Pay attention to what people do and what they say. Try to look past their appearance.
This is especially true for women, who are almost always judged primarily on the way they look.
Depression can look a lot like a bad attitude. Try reacting to his chronic edginess with “Sounds like you’re in pain. You can come to me about anything, any time.”
Read books. Any kind. All kinds. It’s exercise for the brain and it feeds the soul. Start slow, that’s ok. As with many things, consistency beats speed.
Sometimes it just takes a while to catch on. I had to watch Game of thrones 3 or 4 times before I could keep track of all the characters and subplots. Record your lectures so you can replay them a few times.
Purpose is more important than happiness. Having a purpose (or looking for it) will save you. (And sometimes finding a *new* purpose is what you need.)
When he comes to you and tells you he’s in trouble, stay calm. Ask “How can I help you?”
Figure it out together. No matter how old he is, he needs to know you’re on his side. There will be time for lessons and consequences, etc. But first, help.
When the child is feeling upset or out of control, that is not the time to teach a lesson. Share your calm, be a safe place for them. When they’re feeling better, THEN teach the lesson.
Sleep paralysis runs in the family. If you ever feel like you’re awake but you can’t move - don’t panic. It will pass in a minute. It’s just a lag time in your sleep/wake cycle.
Recruit the kids to help with cleaning the house. All hands on deck "round-ups" are fun and efficient: Round up sippy cups, trash, dirty laundry, give-aways, etc. Time them for maximum enthusiasm: "60 second trash round up...Go!" See who can collect the most trash in 60 seconds.
Start explaining wants vs. needs. Continue explaining for the next 30 years.
We don’t always get what we want. That’s okay. 4 year olds can begin to understand this.
Great article on how to explain that bodies AND brains are undergoing rapid changes during adolescence. Re-read and then chat!
https://www.upworthy.com/amp/this-mother-s-description-of-her-tween-son-s-brain-is-a-must-read-for-all-parents?c=ufb1
Inevitably you will make mistakes in your career. Someone will dress you down for it. It stings. But they are doing you a favor. Thank them for it. We all have to learn, and we can’t do that if our pride gets in the way. Be humble and accept constructive criticism.
Long before I was old enough to decide what I wanted my life to be about, I was set on a path of other’s choosing: marriage, kids, Catholic. I took that assignment to heart. Focused like a laser beam.
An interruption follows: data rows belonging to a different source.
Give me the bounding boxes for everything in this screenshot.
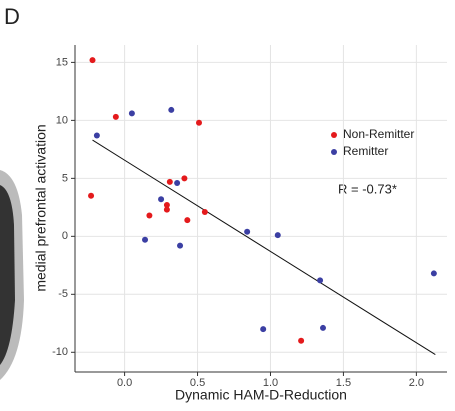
point — [174, 179, 181, 186]
point — [274, 232, 281, 239]
point — [168, 106, 175, 113]
point — [260, 326, 267, 333]
y-tick-label: 10 — [56, 114, 68, 126]
point — [177, 242, 184, 249]
fit-line — [92, 139, 436, 356]
y-tick-label: 5 — [62, 172, 68, 184]
brain-image-inner — [0, 185, 15, 365]
point — [88, 192, 95, 199]
point — [430, 270, 437, 277]
annotation: R = -0.73* — [338, 181, 397, 196]
point — [196, 119, 202, 126]
point — [146, 212, 153, 219]
y-axis-title: medial prefrontal activation — [33, 124, 49, 291]
legend-marker — [331, 132, 337, 138]
x-tick-label: 0.0 — [117, 377, 132, 389]
point — [89, 57, 96, 64]
x-tick-label: 1.5 — [336, 377, 351, 389]
point — [158, 196, 165, 203]
legend-label: Non-Remitter — [343, 127, 414, 141]
point — [166, 178, 173, 185]
y-tick-label: -10 — [52, 346, 68, 358]
x-tick-label: 0.5 — [190, 377, 205, 389]
point — [93, 132, 100, 139]
x-tick-label: 2.0 — [409, 377, 424, 389]
point — [201, 208, 208, 215]
y-tick-label: -5 — [58, 288, 68, 300]
point — [163, 202, 170, 209]
point — [244, 228, 251, 235]
point — [163, 206, 170, 213]
point — [184, 217, 191, 224]
point — [317, 277, 324, 284]
x-axis-title: Dynamic HAM-D-Reduction — [175, 387, 347, 403]
point — [298, 337, 305, 344]
y-tick-label: 15 — [56, 56, 68, 68]
panel-label: D — [4, 4, 20, 29]
y-tick-label: 0 — [62, 230, 68, 242]
point — [128, 110, 135, 117]
point — [320, 324, 326, 331]
point — [181, 175, 188, 182]
point — [142, 236, 149, 243]
legend-marker — [331, 149, 337, 155]
legend-label: Remitter — [343, 144, 388, 158]
x-tick-label: 1.0 — [263, 377, 278, 389]
point — [112, 113, 119, 120]
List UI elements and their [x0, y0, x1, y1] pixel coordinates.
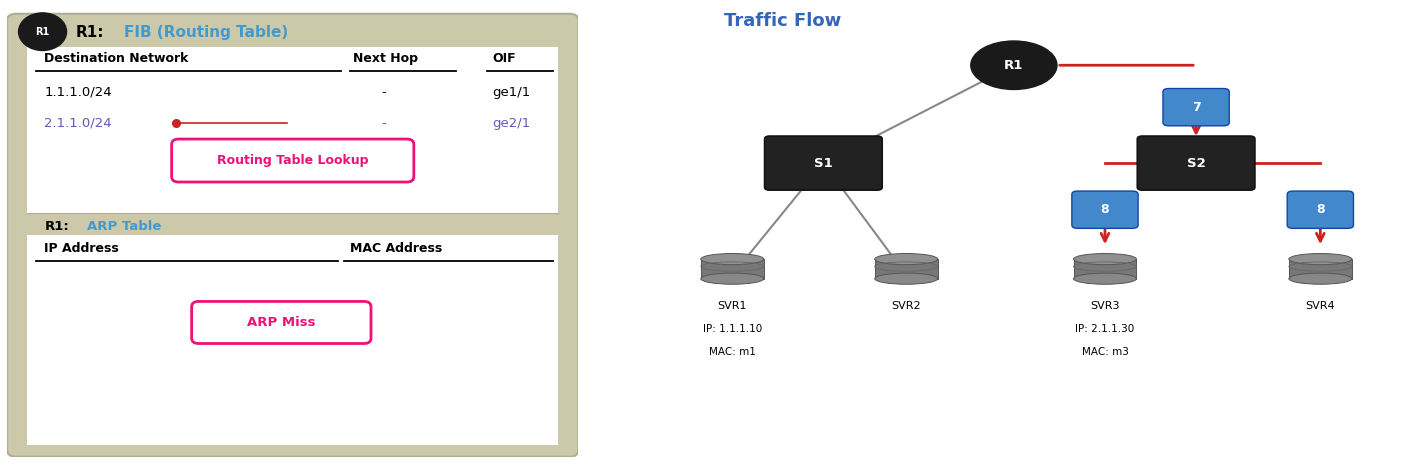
Bar: [875, 259, 938, 279]
Bar: [1074, 259, 1137, 279]
Text: R1:: R1:: [76, 25, 104, 40]
Text: 2.1.1.0/24: 2.1.1.0/24: [44, 117, 111, 130]
Text: MAC: m3: MAC: m3: [1081, 347, 1128, 357]
Text: -: -: [381, 86, 386, 99]
FancyBboxPatch shape: [1137, 136, 1255, 190]
Text: S2: S2: [1187, 157, 1205, 170]
Ellipse shape: [875, 254, 938, 265]
Ellipse shape: [701, 273, 764, 284]
Text: MAC: m1: MAC: m1: [708, 347, 755, 357]
Ellipse shape: [1289, 273, 1352, 284]
Circle shape: [19, 13, 67, 50]
FancyBboxPatch shape: [1287, 191, 1354, 228]
Text: Destination Network: Destination Network: [44, 52, 188, 65]
Text: -: -: [381, 117, 386, 130]
Text: IP Address: IP Address: [44, 242, 119, 255]
Text: R1: R1: [1004, 59, 1024, 72]
Bar: [701, 259, 764, 279]
Ellipse shape: [1289, 254, 1352, 265]
Text: ARP Table: ARP Table: [87, 220, 161, 233]
Text: 8: 8: [1317, 203, 1325, 216]
Bar: [1289, 259, 1352, 279]
Text: R1: R1: [36, 27, 50, 37]
Ellipse shape: [1074, 273, 1137, 284]
Text: IP: 2.1.1.30: IP: 2.1.1.30: [1075, 324, 1135, 334]
Circle shape: [971, 41, 1057, 89]
Text: Routing Table Lookup: Routing Table Lookup: [217, 154, 368, 167]
FancyBboxPatch shape: [27, 235, 558, 445]
Text: MAC Address: MAC Address: [350, 242, 443, 255]
FancyBboxPatch shape: [27, 48, 558, 213]
Text: SVR2: SVR2: [891, 301, 921, 310]
Text: SVR1: SVR1: [717, 301, 747, 310]
Text: Next Hop: Next Hop: [353, 52, 418, 65]
Text: 1.1.1.0/24: 1.1.1.0/24: [44, 86, 111, 99]
Text: OIF: OIF: [493, 52, 517, 65]
FancyBboxPatch shape: [191, 302, 371, 343]
FancyBboxPatch shape: [7, 14, 578, 457]
Text: ge2/1: ge2/1: [493, 117, 531, 130]
Ellipse shape: [875, 273, 938, 284]
Text: ARP Miss: ARP Miss: [247, 316, 316, 329]
Ellipse shape: [1074, 254, 1137, 265]
Text: R1:: R1:: [44, 220, 69, 233]
FancyBboxPatch shape: [171, 139, 414, 182]
FancyBboxPatch shape: [1072, 191, 1138, 228]
Text: ge1/1: ge1/1: [493, 86, 531, 99]
Ellipse shape: [701, 254, 764, 265]
Text: SVR4: SVR4: [1305, 301, 1335, 310]
Text: SVR3: SVR3: [1090, 301, 1120, 310]
Text: S1: S1: [814, 157, 833, 170]
Text: 8: 8: [1101, 203, 1110, 216]
Text: 7: 7: [1192, 101, 1201, 114]
Text: Traffic Flow: Traffic Flow: [724, 12, 841, 30]
FancyBboxPatch shape: [1162, 89, 1230, 126]
Text: IP: 1.1.1.10: IP: 1.1.1.10: [703, 324, 763, 334]
FancyBboxPatch shape: [764, 136, 883, 190]
Text: FIB (Routing Table): FIB (Routing Table): [124, 25, 288, 40]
Ironically, I believe that it’s because marriage and a conventional family was my prime directive that I ended up becoming roadkill on that path. My point is twofold: don’t let me or anyone else tell you what your life should look like. Maybe college isn’t for you, maybe marriage isn’t something that appeals to you, maybe it is! Keep exploring until you find a direction that fits your own values and priorities. As long as you’re paying your bills and you’re not hurting anyone including yourself, knock yourself out! Go wild! Do whatever feels right. And if you don’t know where you want to be, go where you’re needed to start with. I love you forever no matter what you do.
Listen to books of love letters. I forget the title but one of the Bush twins wrote a book about her grandparents (George and Barbara). Stories about real love, real life. Fiction is great too but having a real world examples of happy partnerships is gold.
Show them a picture of a riptide and explain about swimming parallel to the shore instead of fighting it.
Google Outer Banks NC green fluorescent dye in riptide.